The US Energy Information Administration (EIA) announced last week that crude oil production in the States this year will grow slightly less than previously expected, while demand will fall. Next year, gasoline consumption per capita in the US may drop to the lowest level in the last two decades, according to the EIA report. Attention is also on China, where high hopes were placed for demand growth this year. Oil import volumes in the PRC remain consistently high. However, consumer prices in China in October fell to a multi-year low, raising doubts about the effectiveness of the country’s economic recovery. Additionally, Chinese oil refineries have requested reductions in crude supplies from Saudi Arabia in December.
Leading OPEC+ countries have extended their production restrictions into early 2024. For this reason, Brent quotes are likely to find support around $76-77 per barrel, from where a new wave of price growth can be expected.
The optimal price level, from the perspective of key oil-producing countries, would be $80-90 per barrel for Brent, and such indicators are achievable.

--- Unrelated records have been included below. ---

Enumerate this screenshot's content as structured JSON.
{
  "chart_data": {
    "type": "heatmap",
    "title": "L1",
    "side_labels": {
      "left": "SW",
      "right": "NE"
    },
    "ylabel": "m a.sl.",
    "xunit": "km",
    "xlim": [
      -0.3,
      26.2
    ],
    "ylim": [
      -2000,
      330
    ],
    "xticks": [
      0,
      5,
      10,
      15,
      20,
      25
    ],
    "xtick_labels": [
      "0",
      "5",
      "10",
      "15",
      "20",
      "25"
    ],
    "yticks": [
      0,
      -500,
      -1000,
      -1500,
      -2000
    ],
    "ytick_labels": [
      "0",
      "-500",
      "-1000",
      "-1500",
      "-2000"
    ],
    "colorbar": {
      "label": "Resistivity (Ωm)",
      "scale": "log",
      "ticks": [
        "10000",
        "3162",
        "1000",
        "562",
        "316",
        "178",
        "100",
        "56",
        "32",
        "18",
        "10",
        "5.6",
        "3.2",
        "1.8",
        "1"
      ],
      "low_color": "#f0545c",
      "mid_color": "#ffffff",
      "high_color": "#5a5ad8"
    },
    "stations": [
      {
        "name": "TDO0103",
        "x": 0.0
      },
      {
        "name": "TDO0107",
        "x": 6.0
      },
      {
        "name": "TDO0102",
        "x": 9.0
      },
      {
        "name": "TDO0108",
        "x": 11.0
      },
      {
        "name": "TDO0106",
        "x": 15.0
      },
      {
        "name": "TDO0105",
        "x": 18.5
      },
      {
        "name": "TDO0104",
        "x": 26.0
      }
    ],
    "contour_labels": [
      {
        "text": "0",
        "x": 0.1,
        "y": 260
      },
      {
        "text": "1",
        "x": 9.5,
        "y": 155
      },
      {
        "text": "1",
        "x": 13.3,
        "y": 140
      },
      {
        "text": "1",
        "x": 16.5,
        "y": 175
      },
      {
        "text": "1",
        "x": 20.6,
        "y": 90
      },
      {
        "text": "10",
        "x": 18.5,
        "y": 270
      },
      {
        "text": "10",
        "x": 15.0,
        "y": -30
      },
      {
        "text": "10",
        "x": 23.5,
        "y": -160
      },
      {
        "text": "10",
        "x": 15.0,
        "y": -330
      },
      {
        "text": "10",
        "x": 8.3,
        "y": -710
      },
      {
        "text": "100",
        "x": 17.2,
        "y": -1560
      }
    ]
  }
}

OPEC+ may eventually opt to extend voluntary cutbacks, and China, implementing a series of budgetary economic stimulus measures, may increase GDP growth rates. The positions of commodities can also improve in case of signals of easing monetary policy by the world’s central banks. With an improved market situation, Brent quotes can quickly rebound closer to $90 per barrel and remain at these levels for the rest of the year.
At the same time, the conflict between Israel and Palestine cannot be ignored. This topic is still on the agenda for investors. They must continue to monitor media headlines, as any changes in the Middle East can cause a significant spike in oil prices.
Recall that at the end of October 2023, the World Bank admitted that Brent prices could rise to $157 per barrel if other countries were drawn into the war between HAMAS and Israel. And the international rating agency Fitch released a forecast indicating that due to supply constraints arising from the Israel-HAMAS conflict and tensions in the Middle East, oil prices will rise to $120 per barrel in 2024 and $100 per barrel in 2025.
A potential embargo by the Arab oil-producing world on the sale of hydrocarbons to Israel and its supporting countries could lead to a sharp spike in prices. But for now, the market is offsetting the risks associated with the escalation of the Palestinian-Israeli conflict.
Another factor to consider when forecasting oil market demand is Russian supplies. On the one hand, high oil prices are favorable for Russia, which is already subject to Western embargoes. In this context, Russia’s earlier promise to continue reducing supplies seemed logical. On the other hand, analysts around the world find no confirmation of these statements – they do not see a decrease, but rather an increase in Russian exports, intensifying market pressure.
Perhaps Russia is not keen on fulfilling its promises because, as Western officials quoted by the Financial Times claim, its oil is sold nowhere in the world for less than $60. The reason for this has been revealed by Reuters, which reports, citing informed sources, that Russia is almost completely circumventing the US-imposed price cap on oil sales. About 100 maritime vessels are under suspicion for violating sanctions. Notifications about this have been sent to companies in approximately 30 countries worldwide.
However, whether Russia should fear new potential sanctions is another question. Regarding the potential impact of Western sanctions, it’s worth waiting for more details. Overall, global demand for Russian crude remains high, as does Russia’s role in the global energy market. It is quite possible that the initiators of new restrictions, like most of the previous ones, will face difficulties in their practical implementation.
At present, the export of Russian oil is significantly independent of Western companies, making it difficult for the EU to lower Urals prices below the “ceiling.”